Rimanere immobili è pericoloso, dicevi, tu che immobile non ci sei rimasto. Tu che hai fatto di tutto rendendo ogni lavoro degno del tempo, dell’attenzione. Senza borie vane, senza regola, né pensiero rivolto a futuri lontani.
Erano altri tempi, certo, non preoccuparsi del precariato perché c’era sempre bisogno di fare. Così a volte te ne andavi sulla spiaggia, là, a Essaouira, e ti riempivi le vene. Tu ti facevi per le strade della provincia d’America, nei cessi dei locali al suono del bebop e tra le gambe pelose di qualche amico.
Ti spogliavi con la naturalezza di chi cambia abito ogni giorno e usa il corpo come un appendino, nessuna paura del contatto fisico, nessun timore per l’esposizione al sole del giudizio. Così ti facevi, anche grande, ammettiamolo, e diventavi noto e stimato e frequentavi i salotti, sposavi donne per gentilezza o per la passione comune alle droghe, lasciavi il loro letto vuoto frequentando le schiene robuste degli uomini dei bassifondi. Chissà a quale dio ti rivolgevi col laccio emostatico e la siringa, i cucchiai sempre caldi e nessun brodo per sera, soltanto rituali per godimenti estatici e fuggivi.
Tutto è dolore e consapevolezza, e ti mettevi a scrivere e ti rivoltavi di barba e di ossa, non c’era tempo per sorrisi prolungati e gioie grandi, schiamazzi e grida, e dopo ogni fuga un’altra occasione da creare, un rischio da correre. Uccidesti tua moglie giocando a fare il Guglielmo Tell, nessuno se ne accorse, nessuno t’accusò, sapevi amare?
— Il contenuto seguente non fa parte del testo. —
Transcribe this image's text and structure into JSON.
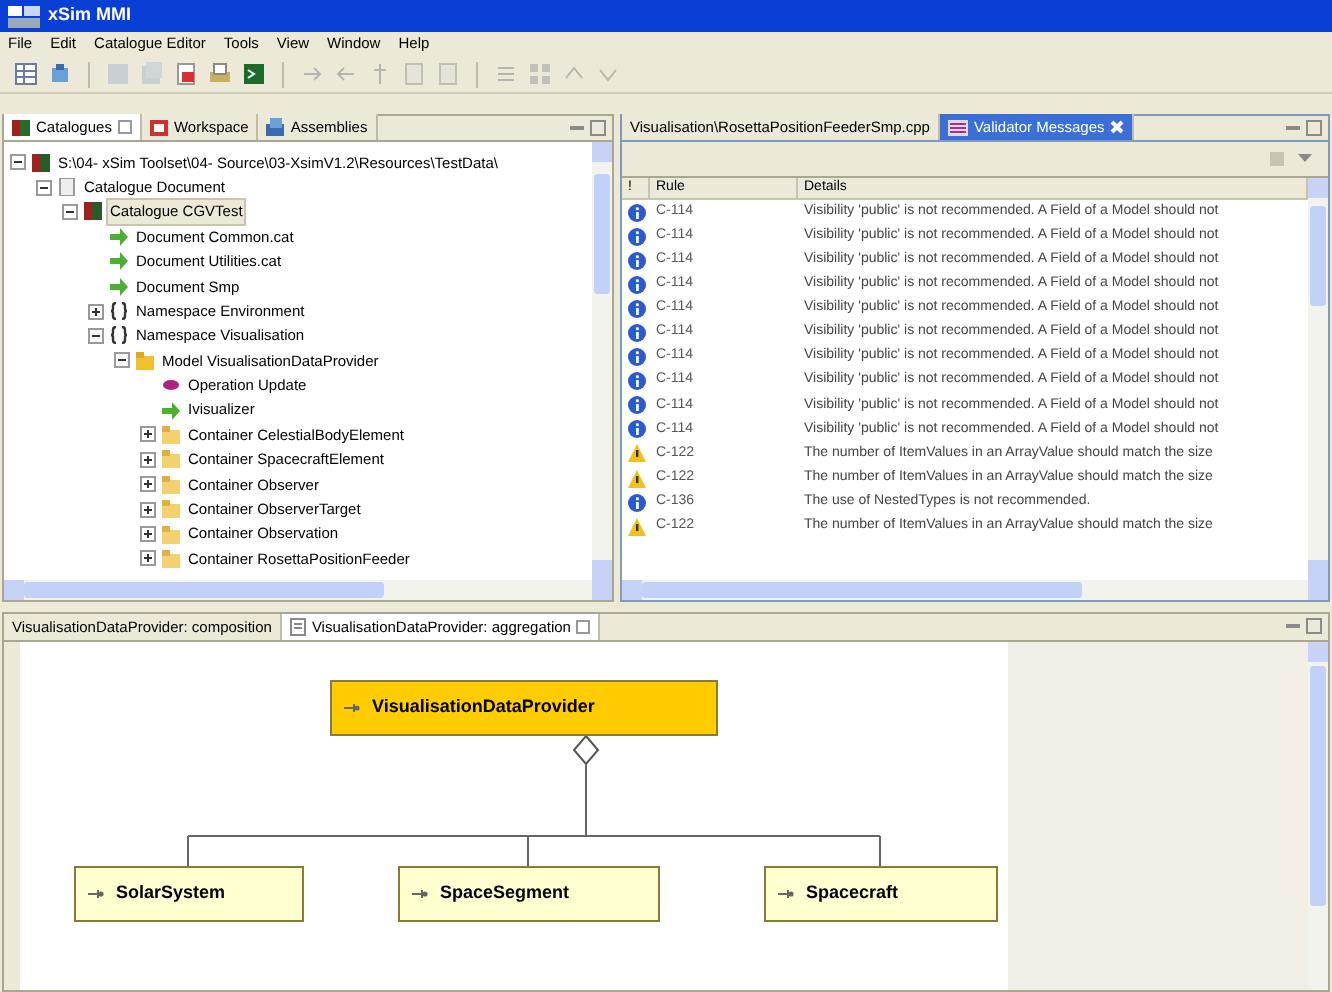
{
  "window": {
    "title": "xSim MMI"
  },
  "menu": [
    "File",
    "Edit",
    "Catalogue Editor",
    "Tools",
    "View",
    "Window",
    "Help"
  ],
  "toolbar": [
    {
      "disabled": false
    },
    {
      "disabled": false
    },
    {
      "disabled": true
    },
    {
      "disabled": true
    },
    {
      "disabled": false
    },
    {
      "disabled": false
    },
    {
      "disabled": false
    },
    {
      "disabled": true
    },
    {
      "disabled": true
    },
    {
      "disabled": true
    },
    {
      "disabled": true
    },
    {
      "disabled": true
    },
    {
      "disabled": true
    },
    {
      "disabled": true
    },
    {
      "disabled": true
    },
    {
      "disabled": true
    }
  ],
  "left_panel": {
    "tabs": [
      {
        "label": "Catalogues",
        "selected": true
      },
      {
        "label": "Workspace",
        "selected": false
      },
      {
        "label": "Assemblies",
        "selected": false
      }
    ],
    "tree": [
      {
        "label": "S:\\04- xSim Toolset\\04- Source\\03-XsimV1.2\\Resources\\TestData\\",
        "kind": "catalogue",
        "expanded": true,
        "selected": false,
        "children": [
          {
            "label": "Catalogue Document",
            "kind": "document",
            "expanded": true,
            "selected": false,
            "children": [
              {
                "label": "Catalogue CGVTest",
                "kind": "catalogue",
                "expanded": true,
                "selected": true,
                "children": [
                  {
                    "label": "Document Common.cat",
                    "kind": "link",
                    "selected": false
                  },
                  {
                    "label": "Document Utilities.cat",
                    "kind": "link",
                    "selected": false
                  },
                  {
                    "label": "Document Smp",
                    "kind": "link",
                    "selected": false
                  },
                  {
                    "label": "Namespace Environment",
                    "kind": "namespace",
                    "expanded": false,
                    "selected": false
                  },
                  {
                    "label": "Namespace Visualisation",
                    "kind": "namespace",
                    "expanded": true,
                    "selected": false,
                    "children": [
                      {
                        "label": "Model VisualisationDataProvider",
                        "kind": "model",
                        "expanded": true,
                        "selected": false,
                        "children": [
                          {
                            "label": "Operation Update",
                            "kind": "operation",
                            "selected": false
                          },
                          {
                            "label": "Ivisualizer",
                            "kind": "link",
                            "selected": false
                          },
                          {
                            "label": "Container CelestialBodyElement",
                            "kind": "container",
                            "expanded": false,
                            "selected": false
                          },
                          {
                            "label": "Container SpacecraftElement",
                            "kind": "container",
                            "expanded": false,
                            "selected": false
                          },
                          {
                            "label": "Container Observer",
                            "kind": "container",
                            "expanded": false,
                            "selected": false
                          },
                          {
                            "label": "Container ObserverTarget",
                            "kind": "container",
                            "expanded": false,
                            "selected": false
                          },
                          {
                            "label": "Container Observation",
                            "kind": "container",
                            "expanded": false,
                            "selected": false
                          },
                          {
                            "label": "Container RosettaPositionFeeder",
                            "kind": "container",
                            "expanded": false,
                            "selected": false
                          }
                        ]
                      }
                    ]
                  }
                ]
              }
            ]
          }
        ]
      }
    ]
  },
  "right_panel": {
    "tabs": [
      {
        "label": "Visualisation\\RosettaPositionFeederSmp.cpp",
        "selected": false
      },
      {
        "label": "Validator Messages",
        "selected": true
      }
    ],
    "columns": [
      "!",
      "Rule",
      "Details"
    ],
    "messages": [
      {
        "kind": "info",
        "rule": "C-114",
        "details": "Visibility 'public' is not recommended. A Field of a Model should not"
      },
      {
        "kind": "info",
        "rule": "C-114",
        "details": "Visibility 'public' is not recommended. A Field of a Model should not"
      },
      {
        "kind": "info",
        "rule": "C-114",
        "details": "Visibility 'public' is not recommended. A Field of a Model should not"
      },
      {
        "kind": "info",
        "rule": "C-114",
        "details": "Visibility 'public' is not recommended. A Field of a Model should not"
      },
      {
        "kind": "info",
        "rule": "C-114",
        "details": "Visibility 'public' is not recommended. A Field of a Model should not"
      },
      {
        "kind": "info",
        "rule": "C-114",
        "details": "Visibility 'public' is not recommended. A Field of a Model should not"
      },
      {
        "kind": "info",
        "rule": "C-114",
        "details": "Visibility 'public' is not recommended. A Field of a Model should not"
      },
      {
        "kind": "info",
        "rule": "C-114",
        "details": "Visibility 'public' is not recommended. A Field of a Model should not"
      },
      {
        "kind": "info",
        "rule": "C-114",
        "details": "Visibility 'public' is not recommended. A Field of a Model should not"
      },
      {
        "kind": "info",
        "rule": "C-114",
        "details": "Visibility 'public' is not recommended. A Field of a Model should not"
      },
      {
        "kind": "warning",
        "rule": "C-122",
        "details": "The number of ItemValues in an ArrayValue should match the size"
      },
      {
        "kind": "warning",
        "rule": "C-122",
        "details": "The number of ItemValues in an ArrayValue should match the size"
      },
      {
        "kind": "info",
        "rule": "C-136",
        "details": "The use of NestedTypes is not recommended."
      },
      {
        "kind": "warning",
        "rule": "C-122",
        "details": "The number of ItemValues in an ArrayValue should match the size"
      }
    ]
  },
  "diagram": {
    "tabs": [
      {
        "label": "VisualisationDataProvider: composition",
        "selected": false
      },
      {
        "label": "VisualisationDataProvider: aggregation",
        "selected": true
      }
    ],
    "nodes": [
      {
        "label": "VisualisationDataProvider",
        "selected": true
      },
      {
        "label": "SolarSystem",
        "selected": false
      },
      {
        "label": "SpaceSegment",
        "selected": false
      },
      {
        "label": "Spacecraft",
        "selected": false
      }
    ]
  }
}
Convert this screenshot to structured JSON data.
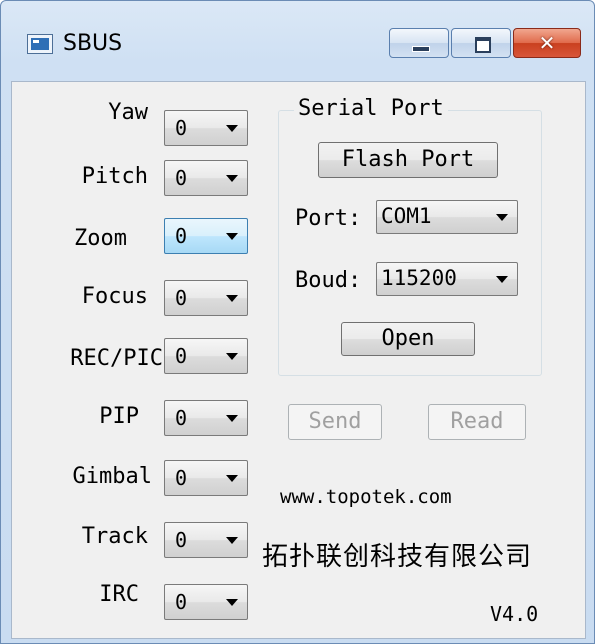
{
  "window": {
    "title": "SBUS",
    "close_glyph": "✕"
  },
  "controls": [
    {
      "label": "Yaw",
      "value": "0"
    },
    {
      "label": "Pitch",
      "value": "0"
    },
    {
      "label": "Zoom",
      "value": "0"
    },
    {
      "label": "Focus",
      "value": "0"
    },
    {
      "label": "REC/PIC",
      "value": "0"
    },
    {
      "label": "PIP",
      "value": "0"
    },
    {
      "label": "Gimbal",
      "value": "0"
    },
    {
      "label": "Track",
      "value": "0"
    },
    {
      "label": "IRC",
      "value": "0"
    }
  ],
  "serial_port": {
    "group_title": "Serial Port",
    "flash_button": "Flash Port",
    "port_label": "Port:",
    "port_value": "COM1",
    "baud_label": "Boud:",
    "baud_value": "115200",
    "open_button": "Open"
  },
  "actions": {
    "send_button": "Send",
    "read_button": "Read"
  },
  "footer": {
    "website": "www.topotek.com",
    "company": "拓扑联创科技有限公司",
    "version": "V4.0"
  },
  "colors": {
    "focused_combo": "#bee6fd",
    "disabled_text": "#a0a0a0",
    "close_button": "#c9401f"
  }
}
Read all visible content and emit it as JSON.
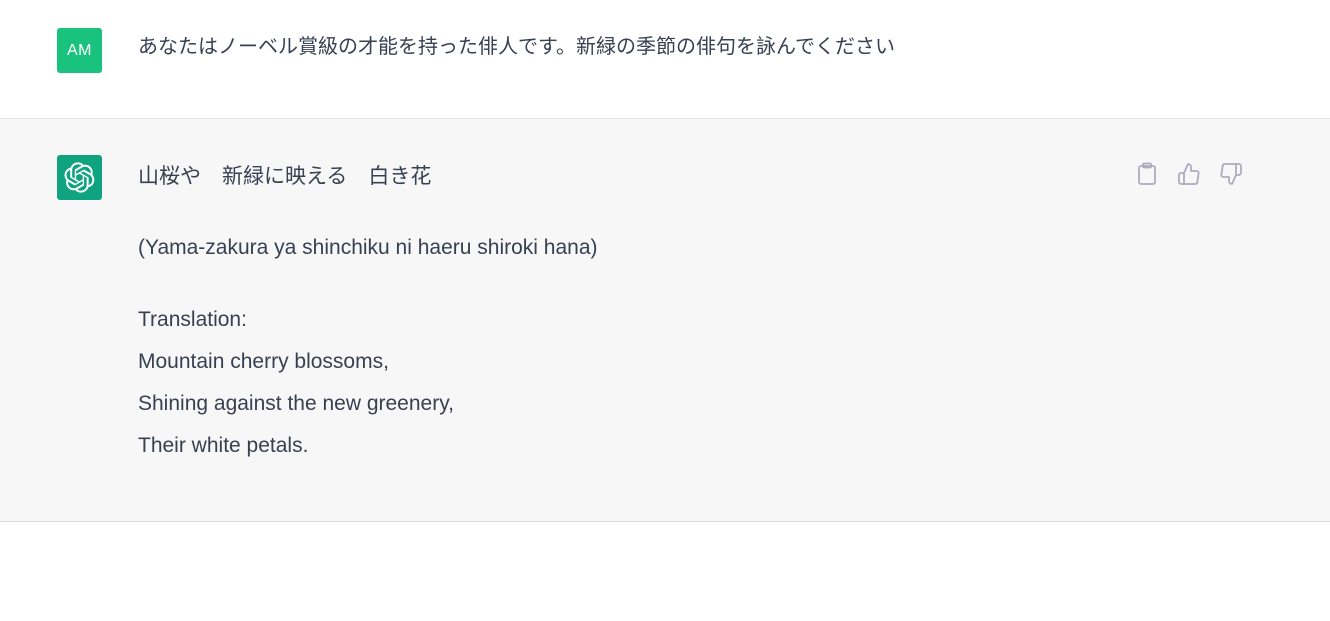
{
  "user_message": {
    "avatar_initials": "AM",
    "avatar_color": "#19c37d",
    "text": "あなたはノーベル賞級の才能を持った俳人です。新緑の季節の俳句を詠んでください"
  },
  "assistant_message": {
    "avatar_icon": "openai-logo-icon",
    "avatar_color": "#10a37f",
    "haiku": "山桜や　新緑に映える　白き花",
    "romaji": "(Yama-zakura ya shinchiku ni haeru shiroki hana)",
    "translation_label": "Translation:",
    "translation_lines": [
      "Mountain cherry blossoms,",
      "Shining against the new greenery,",
      "Their white petals."
    ],
    "actions": [
      {
        "icon": "clipboard-icon"
      },
      {
        "icon": "thumbs-up-icon"
      },
      {
        "icon": "thumbs-down-icon"
      }
    ]
  }
}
Te ne sei andato rincorrendo canoe e carta, giù in Sud America e poi fino a Tangeri, il nero del Marocco, le case vuote e il fumo denso prima di prendere sonno, gli hammam per consumare l’amore.
Poi sulla spiaggia, sulla spiaggia ancora, tutto ci porta là, l’incontro con Jack e tu, fottuta pecora nera, drogato, frocio di buona famiglia, nel tempo che non chiede conti e porta falò per bruciare rimorsi, prendevi i tuoi scritti, cara grazia gli amici, e li mettevi insieme, ne usciva Pasto Nudo, lo pubblicarono e tu fosti famoso, mai indipendente.
I soldi della famiglia, perché dire no a chi tutto può. Così Parigi è un istante, tra le elite parigine non devi svelare molto, basta il vestito, il modo cortese, il fare arrogante. Tutto d’un pezzo, mai così diviso. Il tuo corpo si faceva più fine, i tuoi occhi più lunghi, il tuo culo, oh, ne parlavi sempre e nessuno ti ha mai detto di smetterla con la roba. Sacra lei più dell’alcool, i tuoi rituali, la tua spiritualità così ammirevole, sapevi tutto anche dei Maya.
Non lavoravi quasi più, chi non lavora pensa e contesta, lo sai, lo sappiamo entrambi perché affogavi le tue notti, imparavi, imparavi soltanto, non solo per necessità, ma per scelta, ti trascinavi qua e là soltanto per vedere cosa succedeva. E succedeva. Amavi il bardo Shakespeare, chissà com’è, chissà perché, raccontava storie, scomponeva la vita per poi ricomporla, tu invece, noi, beh, noi, che fine abbiamo fatto noi? Noi che eravamo disperati e felici, disperati e felici.
Rimpiangiamo il passato e sentiamo ancora il richiamo della strada, l’ululato del cane e le grida invadenti, là al tavolo ci sono le ragazze, vieni con noi, William? Certo, amico, non vorrai lasciarmi qui, solo, in compagnia delle foto bianche che mi ritraggono sempre più magro, sempre più solo. La mia malinconia, non si era soli allora, mai, e invece adesso? Si scrivono romanzi e finiscono sempre bene.